The survey also shows that extensively managed gardens with many different structures and habitats are generally richer in animal and plant species and individuals than gardens with more homogeneous structures such as lawns. In terms of species diversity, family gardens are in the lead compared to domestic gardens. Example: Large-scale, but finely subdivided vegetable cultivation, as practised in community gardens, promotes pioneer species such as certain ground beetles. On the other hand, house gardens with a diverse tree vegetation attracts birds - especially in densely developed inner cities.

Gardens are both a social venue and an antithesis to densification

In addition to their recreational value, city gardens are places of social interaction, used not only by their tenants or owners, but also by neighbours and friends. Most gardeners receive up to ten guests over three months’ time. Robert Home of FiBL is convinced that "in the longer term, gardens will form an antithesis to densely populated neighbourhoods". "On the one hand for social reasons, because people in densely populated cities long for more peace and social contact, and on the other hand for ecological reasons, because the diversity of species and habitats in garden-rich neighbourhoods is greater than between tall houses and noisy streets."
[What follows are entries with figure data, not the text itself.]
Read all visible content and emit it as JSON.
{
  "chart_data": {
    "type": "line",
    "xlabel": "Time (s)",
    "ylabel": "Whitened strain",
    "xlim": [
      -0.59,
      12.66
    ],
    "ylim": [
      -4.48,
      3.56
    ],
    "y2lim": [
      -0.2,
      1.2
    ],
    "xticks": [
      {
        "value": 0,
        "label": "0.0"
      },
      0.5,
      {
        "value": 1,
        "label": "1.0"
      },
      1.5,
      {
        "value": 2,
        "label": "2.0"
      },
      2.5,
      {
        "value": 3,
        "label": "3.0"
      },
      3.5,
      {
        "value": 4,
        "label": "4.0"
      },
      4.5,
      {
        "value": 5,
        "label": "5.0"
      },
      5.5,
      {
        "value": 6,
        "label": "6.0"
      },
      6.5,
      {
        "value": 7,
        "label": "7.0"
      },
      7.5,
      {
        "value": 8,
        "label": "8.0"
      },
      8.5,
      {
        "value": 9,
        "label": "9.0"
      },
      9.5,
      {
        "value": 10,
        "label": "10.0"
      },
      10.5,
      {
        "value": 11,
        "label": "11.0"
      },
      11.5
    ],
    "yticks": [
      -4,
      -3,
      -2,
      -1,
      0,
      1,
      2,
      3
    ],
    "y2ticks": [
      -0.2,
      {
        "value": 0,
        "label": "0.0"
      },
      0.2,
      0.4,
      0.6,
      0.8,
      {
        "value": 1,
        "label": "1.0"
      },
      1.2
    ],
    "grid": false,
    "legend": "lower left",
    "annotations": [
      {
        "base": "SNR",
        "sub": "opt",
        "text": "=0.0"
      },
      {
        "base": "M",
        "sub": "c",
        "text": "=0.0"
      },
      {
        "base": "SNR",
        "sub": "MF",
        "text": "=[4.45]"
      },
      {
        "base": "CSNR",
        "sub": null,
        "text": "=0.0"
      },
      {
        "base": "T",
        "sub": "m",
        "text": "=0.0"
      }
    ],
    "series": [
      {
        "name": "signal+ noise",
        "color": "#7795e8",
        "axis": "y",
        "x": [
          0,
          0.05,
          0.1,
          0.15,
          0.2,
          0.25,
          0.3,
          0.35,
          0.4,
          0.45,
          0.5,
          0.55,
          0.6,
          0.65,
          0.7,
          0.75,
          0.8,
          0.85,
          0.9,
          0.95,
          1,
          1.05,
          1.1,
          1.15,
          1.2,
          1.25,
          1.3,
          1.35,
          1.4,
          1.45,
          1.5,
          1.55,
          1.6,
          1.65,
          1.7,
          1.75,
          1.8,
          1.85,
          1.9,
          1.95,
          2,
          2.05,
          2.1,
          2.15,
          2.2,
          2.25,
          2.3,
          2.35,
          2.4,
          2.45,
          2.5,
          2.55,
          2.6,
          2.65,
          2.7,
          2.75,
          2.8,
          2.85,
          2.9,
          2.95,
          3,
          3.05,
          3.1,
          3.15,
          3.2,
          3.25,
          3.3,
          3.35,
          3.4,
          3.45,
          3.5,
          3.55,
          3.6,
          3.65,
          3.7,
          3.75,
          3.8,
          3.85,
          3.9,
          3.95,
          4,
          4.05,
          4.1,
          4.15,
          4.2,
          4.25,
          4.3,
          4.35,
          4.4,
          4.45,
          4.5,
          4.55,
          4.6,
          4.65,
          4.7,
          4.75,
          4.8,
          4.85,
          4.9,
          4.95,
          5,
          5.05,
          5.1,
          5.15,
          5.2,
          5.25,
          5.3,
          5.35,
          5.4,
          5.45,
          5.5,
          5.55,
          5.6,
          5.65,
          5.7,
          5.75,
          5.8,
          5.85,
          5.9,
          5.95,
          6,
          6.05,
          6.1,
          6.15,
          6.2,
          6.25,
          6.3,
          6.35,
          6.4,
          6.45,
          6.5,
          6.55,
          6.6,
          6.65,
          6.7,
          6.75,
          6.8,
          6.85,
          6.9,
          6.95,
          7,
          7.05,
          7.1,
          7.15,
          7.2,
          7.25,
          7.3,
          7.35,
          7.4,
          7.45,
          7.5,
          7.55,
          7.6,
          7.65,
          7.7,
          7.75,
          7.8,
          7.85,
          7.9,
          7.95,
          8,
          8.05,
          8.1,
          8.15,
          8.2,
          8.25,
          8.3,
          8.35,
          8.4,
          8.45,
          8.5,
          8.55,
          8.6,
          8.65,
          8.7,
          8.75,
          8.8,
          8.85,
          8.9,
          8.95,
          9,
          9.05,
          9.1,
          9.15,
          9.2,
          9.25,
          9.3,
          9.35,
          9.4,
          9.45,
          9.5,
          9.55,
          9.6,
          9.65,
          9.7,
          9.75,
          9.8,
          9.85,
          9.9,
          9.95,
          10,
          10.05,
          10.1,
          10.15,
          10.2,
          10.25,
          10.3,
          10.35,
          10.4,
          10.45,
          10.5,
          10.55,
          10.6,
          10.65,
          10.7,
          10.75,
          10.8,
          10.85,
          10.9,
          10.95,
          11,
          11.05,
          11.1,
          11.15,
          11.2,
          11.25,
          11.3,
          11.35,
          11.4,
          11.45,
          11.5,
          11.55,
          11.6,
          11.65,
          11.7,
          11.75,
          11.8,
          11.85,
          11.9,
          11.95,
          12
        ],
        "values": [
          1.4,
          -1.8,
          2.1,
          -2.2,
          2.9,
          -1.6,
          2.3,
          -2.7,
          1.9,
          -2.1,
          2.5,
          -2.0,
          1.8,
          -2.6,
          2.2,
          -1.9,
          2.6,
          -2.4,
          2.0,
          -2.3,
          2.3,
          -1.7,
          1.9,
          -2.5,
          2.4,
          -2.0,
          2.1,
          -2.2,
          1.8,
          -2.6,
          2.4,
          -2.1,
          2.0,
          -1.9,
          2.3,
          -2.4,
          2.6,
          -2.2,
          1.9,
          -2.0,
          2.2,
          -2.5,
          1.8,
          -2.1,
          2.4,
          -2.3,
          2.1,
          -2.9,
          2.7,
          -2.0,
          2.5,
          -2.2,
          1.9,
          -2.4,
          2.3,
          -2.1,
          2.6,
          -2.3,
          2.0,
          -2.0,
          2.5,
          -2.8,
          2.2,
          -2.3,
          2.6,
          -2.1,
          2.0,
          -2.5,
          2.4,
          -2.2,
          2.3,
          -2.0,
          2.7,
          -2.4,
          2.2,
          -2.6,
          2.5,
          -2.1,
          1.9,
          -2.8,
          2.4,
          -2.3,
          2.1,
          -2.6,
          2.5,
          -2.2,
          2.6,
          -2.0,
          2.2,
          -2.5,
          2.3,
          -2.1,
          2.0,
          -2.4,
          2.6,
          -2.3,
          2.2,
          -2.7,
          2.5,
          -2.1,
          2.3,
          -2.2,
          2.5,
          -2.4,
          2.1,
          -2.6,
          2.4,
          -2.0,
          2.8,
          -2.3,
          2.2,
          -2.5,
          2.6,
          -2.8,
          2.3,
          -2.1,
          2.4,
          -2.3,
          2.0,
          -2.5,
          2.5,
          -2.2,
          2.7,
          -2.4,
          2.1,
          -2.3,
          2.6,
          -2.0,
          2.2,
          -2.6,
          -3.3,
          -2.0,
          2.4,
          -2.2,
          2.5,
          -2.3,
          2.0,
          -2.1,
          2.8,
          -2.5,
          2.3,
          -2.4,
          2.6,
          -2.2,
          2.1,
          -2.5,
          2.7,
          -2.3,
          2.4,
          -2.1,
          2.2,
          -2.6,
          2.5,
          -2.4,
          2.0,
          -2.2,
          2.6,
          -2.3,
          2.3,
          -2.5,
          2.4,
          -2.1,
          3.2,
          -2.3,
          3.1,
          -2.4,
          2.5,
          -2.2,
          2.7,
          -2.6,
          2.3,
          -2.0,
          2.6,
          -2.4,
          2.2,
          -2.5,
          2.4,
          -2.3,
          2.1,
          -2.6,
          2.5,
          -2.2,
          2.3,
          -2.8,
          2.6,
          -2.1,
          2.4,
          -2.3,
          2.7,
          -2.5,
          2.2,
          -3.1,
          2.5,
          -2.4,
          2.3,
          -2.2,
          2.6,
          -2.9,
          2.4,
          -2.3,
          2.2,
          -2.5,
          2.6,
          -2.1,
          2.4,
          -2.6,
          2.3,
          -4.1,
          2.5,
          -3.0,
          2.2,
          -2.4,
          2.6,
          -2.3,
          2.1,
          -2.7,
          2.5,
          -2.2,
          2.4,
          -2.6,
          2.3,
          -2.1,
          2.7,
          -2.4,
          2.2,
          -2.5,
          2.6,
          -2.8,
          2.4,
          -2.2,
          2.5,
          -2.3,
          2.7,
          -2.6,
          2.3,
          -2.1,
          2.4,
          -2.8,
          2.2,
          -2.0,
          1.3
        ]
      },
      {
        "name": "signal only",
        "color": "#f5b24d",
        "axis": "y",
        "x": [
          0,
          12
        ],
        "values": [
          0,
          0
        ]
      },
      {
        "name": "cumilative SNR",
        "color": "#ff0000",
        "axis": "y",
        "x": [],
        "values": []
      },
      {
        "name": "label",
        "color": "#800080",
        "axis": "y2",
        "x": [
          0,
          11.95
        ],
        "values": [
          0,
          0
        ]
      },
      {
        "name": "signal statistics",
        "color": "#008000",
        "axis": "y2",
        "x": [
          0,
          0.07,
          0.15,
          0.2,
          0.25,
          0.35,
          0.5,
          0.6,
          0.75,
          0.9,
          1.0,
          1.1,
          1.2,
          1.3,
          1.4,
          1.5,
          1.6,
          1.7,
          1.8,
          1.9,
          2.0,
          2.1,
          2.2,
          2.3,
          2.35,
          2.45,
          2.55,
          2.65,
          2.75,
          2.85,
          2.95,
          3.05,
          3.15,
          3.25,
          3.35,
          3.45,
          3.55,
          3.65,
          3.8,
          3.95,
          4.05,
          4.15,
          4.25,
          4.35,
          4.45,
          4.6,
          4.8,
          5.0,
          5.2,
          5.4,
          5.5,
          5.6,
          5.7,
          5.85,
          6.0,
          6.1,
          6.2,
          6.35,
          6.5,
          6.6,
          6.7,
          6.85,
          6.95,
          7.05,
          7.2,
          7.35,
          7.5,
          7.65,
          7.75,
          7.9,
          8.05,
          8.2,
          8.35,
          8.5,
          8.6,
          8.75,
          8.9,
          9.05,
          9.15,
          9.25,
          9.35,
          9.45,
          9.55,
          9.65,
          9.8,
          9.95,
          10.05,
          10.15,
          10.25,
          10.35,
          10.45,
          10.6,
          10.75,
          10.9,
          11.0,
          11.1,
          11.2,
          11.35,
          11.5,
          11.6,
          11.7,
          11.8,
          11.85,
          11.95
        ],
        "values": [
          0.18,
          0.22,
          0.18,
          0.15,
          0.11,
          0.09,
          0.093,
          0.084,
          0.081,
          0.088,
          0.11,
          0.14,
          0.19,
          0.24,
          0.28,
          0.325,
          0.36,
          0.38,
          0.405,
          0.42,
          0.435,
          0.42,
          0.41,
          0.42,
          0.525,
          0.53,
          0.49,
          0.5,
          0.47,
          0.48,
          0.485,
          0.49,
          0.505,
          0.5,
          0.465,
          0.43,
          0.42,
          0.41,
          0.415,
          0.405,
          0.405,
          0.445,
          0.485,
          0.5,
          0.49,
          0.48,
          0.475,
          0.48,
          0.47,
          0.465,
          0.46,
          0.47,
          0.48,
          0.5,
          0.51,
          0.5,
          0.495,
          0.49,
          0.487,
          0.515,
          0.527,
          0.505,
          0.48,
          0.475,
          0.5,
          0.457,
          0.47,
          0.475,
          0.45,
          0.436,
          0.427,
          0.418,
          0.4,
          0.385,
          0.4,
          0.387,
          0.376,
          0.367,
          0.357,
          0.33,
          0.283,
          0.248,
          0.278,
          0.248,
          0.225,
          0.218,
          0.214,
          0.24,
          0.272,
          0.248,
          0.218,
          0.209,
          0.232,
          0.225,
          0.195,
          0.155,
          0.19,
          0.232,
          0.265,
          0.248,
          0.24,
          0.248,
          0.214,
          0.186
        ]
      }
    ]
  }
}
The results of this study, financed by the Swiss National Science Foundation as part of the Sinergia programme, suggest that it would be wise to include privately cultivated areas in the cities' biodiversity strategies and concepts. These could thus benefit from the commitment of leisure gardeners. Particularly community gardens on the outskirts of the city make an important contribution to maintaining extensively cultivated green areas. If all this were taken into account in urban and spatial development, which usually leans towards densification, the quality of life in conurbations could be kept as high as possible.

 

Eight new insect species discovered

David Frey, Marco Moretti (WSL) and their colleagues investigated the biodiversity of plants and animals. They identified more than 150,000 invertebrates and detected a good 1100 animal and more than 1000 plant species. "Our data set on above-ground biodiversity is one of the largest in the world to be collected in gardens," says Frey. The average garden in the city of Zurich contains 119 plant species and 142 animal species. The researchers even found 8 insect species that have never before been recorded in Switzerland.